Tim Peters tim.peters at gmail.com
Mon Aug 31 22:17:27 CEST 2015

>>     def __hash__(self):
>>         if self._hashcode == -1:
>>             tzoff = self.utcoffset()
>>             if tzoff is None:
>>                 self._hashcode =
>> hash(self.replace(first=True)._getstate()[0])
>>             else:
>>                 days = _ymd2ord(self.year, self.month, self.day)
>>                 seconds = self.hour * 3600 + self.minute * 60 +
>> self.second
>>                 self._hashcode = hash(timedelta(days, seconds,
>> self.microsecond) - tzoff)
>>         return self._hashcode
>> So it's the case that two datetimes that compare true may have
>> different hashes, when they represent the earlier and later times in a
>> fold.  I didn't say "it's a puzzle" lightly ;-)

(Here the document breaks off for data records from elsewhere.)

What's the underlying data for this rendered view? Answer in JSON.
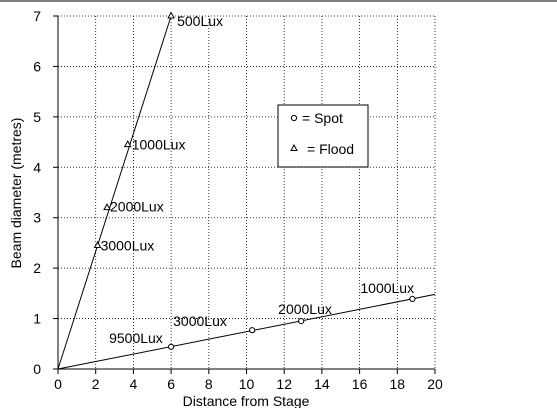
{
  "chart_data": {
    "type": "scatter",
    "xlabel": "Distance from Stage",
    "ylabel": "Beam diameter (metres)",
    "xlim": [
      0,
      20
    ],
    "ylim": [
      0,
      7
    ],
    "xticks": [
      "0",
      "2",
      "4",
      "6",
      "8",
      "10",
      "12",
      "14",
      "16",
      "18",
      "20"
    ],
    "yticks": [
      "0",
      "1",
      "2",
      "3",
      "4",
      "5",
      "6",
      "7"
    ],
    "grid": "dotted",
    "legend_position": "center-right",
    "series": [
      {
        "name": "Spot",
        "legend_label": "= Spot",
        "marker": "circle",
        "line": {
          "x": [
            0,
            20
          ],
          "y": [
            0,
            1.48
          ]
        },
        "points": [
          {
            "x": 6.0,
            "y": 0.44,
            "label": "9500Lux"
          },
          {
            "x": 10.3,
            "y": 0.77,
            "label": "3000Lux"
          },
          {
            "x": 12.9,
            "y": 0.95,
            "label": "2000Lux"
          },
          {
            "x": 18.8,
            "y": 1.39,
            "label": "1000Lux"
          }
        ]
      },
      {
        "name": "Flood",
        "legend_label": "= Flood",
        "marker": "triangle",
        "line": {
          "x": [
            0,
            6.0
          ],
          "y": [
            0,
            7.0
          ]
        },
        "points": [
          {
            "x": 2.1,
            "y": 2.45,
            "label": "3000Lux"
          },
          {
            "x": 2.6,
            "y": 3.2,
            "label": "2000Lux"
          },
          {
            "x": 3.7,
            "y": 4.45,
            "label": "1000Lux"
          },
          {
            "x": 6.0,
            "y": 7.0,
            "label": "500Lux"
          }
        ]
      }
    ]
  }
}
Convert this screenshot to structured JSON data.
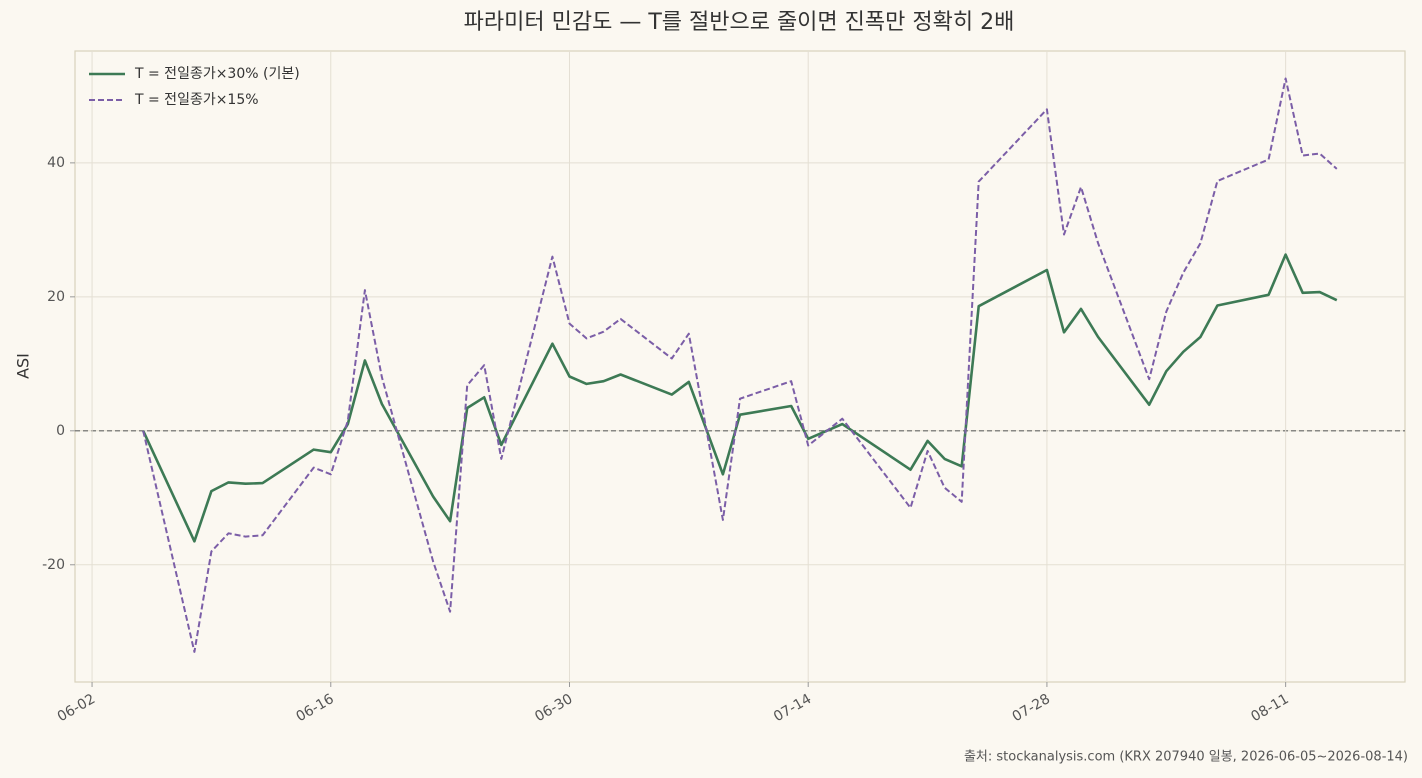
{
  "chart_data": {
    "type": "line",
    "title": "파라미터 민감도 — T를 절반으로 줄이면 진폭만 정확히 2배",
    "ylabel": "ASI",
    "source": "출처: stockanalysis.com (KRX 207940 일봉, 2026-06-05~2026-08-14)",
    "x": [
      "06-05",
      "06-08",
      "06-09",
      "06-10",
      "06-11",
      "06-12",
      "06-15",
      "06-16",
      "06-17",
      "06-18",
      "06-19",
      "06-22",
      "06-23",
      "06-24",
      "06-25",
      "06-26",
      "06-29",
      "06-30",
      "07-01",
      "07-02",
      "07-03",
      "07-06",
      "07-07",
      "07-09",
      "07-10",
      "07-13",
      "07-14",
      "07-16",
      "07-20",
      "07-21",
      "07-22",
      "07-23",
      "07-24",
      "07-28",
      "07-29",
      "07-30",
      "07-31",
      "08-03",
      "08-04",
      "08-05",
      "08-06",
      "08-07",
      "08-10",
      "08-11",
      "08-12",
      "08-13",
      "08-14"
    ],
    "series": [
      {
        "name": "T = 전일종가×30% (기본)",
        "color": "#3d7a55",
        "dash": false,
        "values": [
          0,
          -16.5,
          -9,
          -7.7,
          -7.9,
          -7.8,
          -2.8,
          -3.2,
          1,
          10.5,
          4,
          -9.8,
          -13.5,
          3.4,
          5,
          -2.1,
          13,
          8.1,
          7,
          7.4,
          8.4,
          5.4,
          7.3,
          -6.5,
          2.4,
          3.7,
          -1.2,
          1,
          -5.8,
          -1.5,
          -4.2,
          -5.3,
          18.6,
          24,
          14.7,
          18.2,
          14,
          3.9,
          8.9,
          11.8,
          14,
          18.7,
          20.3,
          26.3,
          20.6,
          20.7,
          19.5
        ]
      },
      {
        "name": "T = 전일종가×15%",
        "color": "#7b5ea7",
        "dash": true,
        "values": [
          0,
          -33,
          -18,
          -15.3,
          -15.8,
          -15.6,
          -5.5,
          -6.5,
          1.5,
          21,
          8,
          -19.5,
          -27,
          6.8,
          9.8,
          -4.2,
          26,
          16,
          13.8,
          14.8,
          16.7,
          10.8,
          14.5,
          -13.3,
          4.8,
          7.4,
          -2.2,
          1.8,
          -11.5,
          -3,
          -8.5,
          -10.6,
          37.2,
          48,
          29.3,
          36.4,
          28,
          7.7,
          17.8,
          23.6,
          28,
          37.3,
          40.5,
          52.6,
          41.1,
          41.4,
          39.1
        ]
      }
    ],
    "xlim": [
      "06-01",
      "08-18"
    ],
    "xticks": [
      "06-02",
      "06-16",
      "06-30",
      "07-14",
      "07-28",
      "08-11"
    ],
    "ylim": [
      -37.5,
      56.7
    ],
    "yticks": [
      -20,
      0,
      20,
      40
    ],
    "zero_line": true,
    "grid": true,
    "legend": "upper-left"
  }
}
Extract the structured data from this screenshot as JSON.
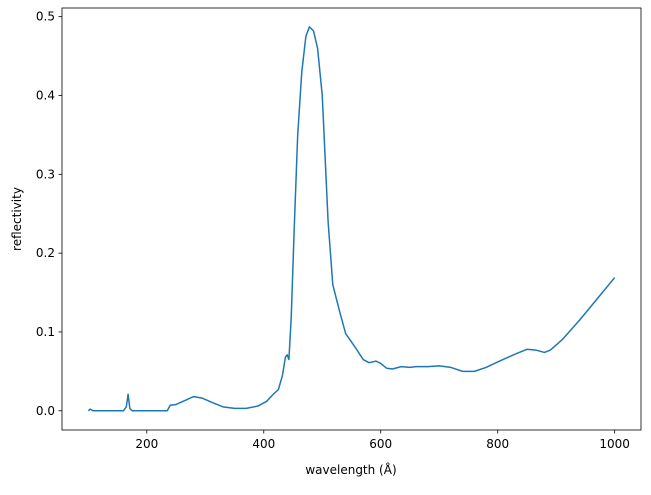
{
  "chart_data": {
    "type": "line",
    "xlabel": "wavelength (Å)",
    "ylabel": "reflectivity",
    "x": [
      100,
      103,
      108,
      120,
      160,
      165,
      168,
      171,
      175,
      200,
      235,
      240,
      250,
      265,
      280,
      295,
      310,
      330,
      350,
      370,
      390,
      405,
      415,
      425,
      432,
      437,
      440,
      443,
      447,
      452,
      458,
      465,
      472,
      478,
      485,
      492,
      500,
      505,
      510,
      518,
      530,
      540,
      555,
      570,
      580,
      592,
      600,
      610,
      620,
      635,
      650,
      660,
      680,
      700,
      720,
      740,
      760,
      780,
      800,
      830,
      850,
      865,
      880,
      890,
      910,
      940,
      970,
      1000
    ],
    "series": [
      {
        "name": "reflectivity",
        "color": "#1f77b4",
        "values": [
          0.0,
          0.002,
          0.0,
          0.0,
          0.0,
          0.005,
          0.021,
          0.003,
          0.0,
          0.0,
          0.0,
          0.007,
          0.008,
          0.013,
          0.018,
          0.016,
          0.011,
          0.005,
          0.003,
          0.003,
          0.006,
          0.012,
          0.02,
          0.027,
          0.045,
          0.068,
          0.071,
          0.065,
          0.12,
          0.23,
          0.35,
          0.43,
          0.475,
          0.487,
          0.482,
          0.46,
          0.4,
          0.32,
          0.24,
          0.16,
          0.125,
          0.098,
          0.082,
          0.065,
          0.061,
          0.063,
          0.06,
          0.054,
          0.053,
          0.056,
          0.055,
          0.056,
          0.056,
          0.057,
          0.055,
          0.05,
          0.05,
          0.055,
          0.062,
          0.072,
          0.078,
          0.077,
          0.074,
          0.077,
          0.09,
          0.115,
          0.142,
          0.169
        ]
      }
    ],
    "xlim": [
      55,
      1045
    ],
    "ylim": [
      -0.0244,
      0.511
    ],
    "xticks": [
      200,
      400,
      600,
      800,
      1000
    ],
    "yticks": [
      {
        "value": 0,
        "label": "0.0"
      },
      0.1,
      0.2,
      0.3,
      0.4,
      0.5
    ]
  }
}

> Yes, it looks like I have a bug there, but isn't fixing it just a matter of
> moving self.replace(first=True) up two lines?  Is there a bigger puzzle?
> Certainly x == y ⇒ hash(x) == hash(y) is the implication that I intend to
> preserve in all cases.

Yes, there's a bigger puzzle:  datetimes expressed in different
timezones can also compare equal.  Conceptually, they're converted to
UTC before comparison - and so also, to maintain the crucial hash
invariant, before being hashed.  That can't work right without using
their actual UTC offsets (i.e,, `first` can't be ignored for interzone
equality, but would be ignored for hashes if forcing `first` to 1 were
done before extracting the offset).

The real problem here is that this stuff just barely managed to work
from the start ;-)  In effect, for the purpose of hashing, _all_
datetimes are converted to UTC first now.  That didn't interfere with
the "naive time" view before because all possible insanities were
blithely ignored in all contexts before.

The easiest way out of this particular puzzle is, I believe, to say
that two datetimes identical except for `fold` do _not_ compare equal.
`fold` breaks the tie in the obvious way (the one with fold==1 is
"greater").  Then __hash__ can continue using the real UTC offset,
just as before.  If a user doesn't force `fold` to 1, then no existing
code will change behavior, at least until they start using 495
tzinfos.  Then `fold=1` can start appearing "by magic" via .fromutc().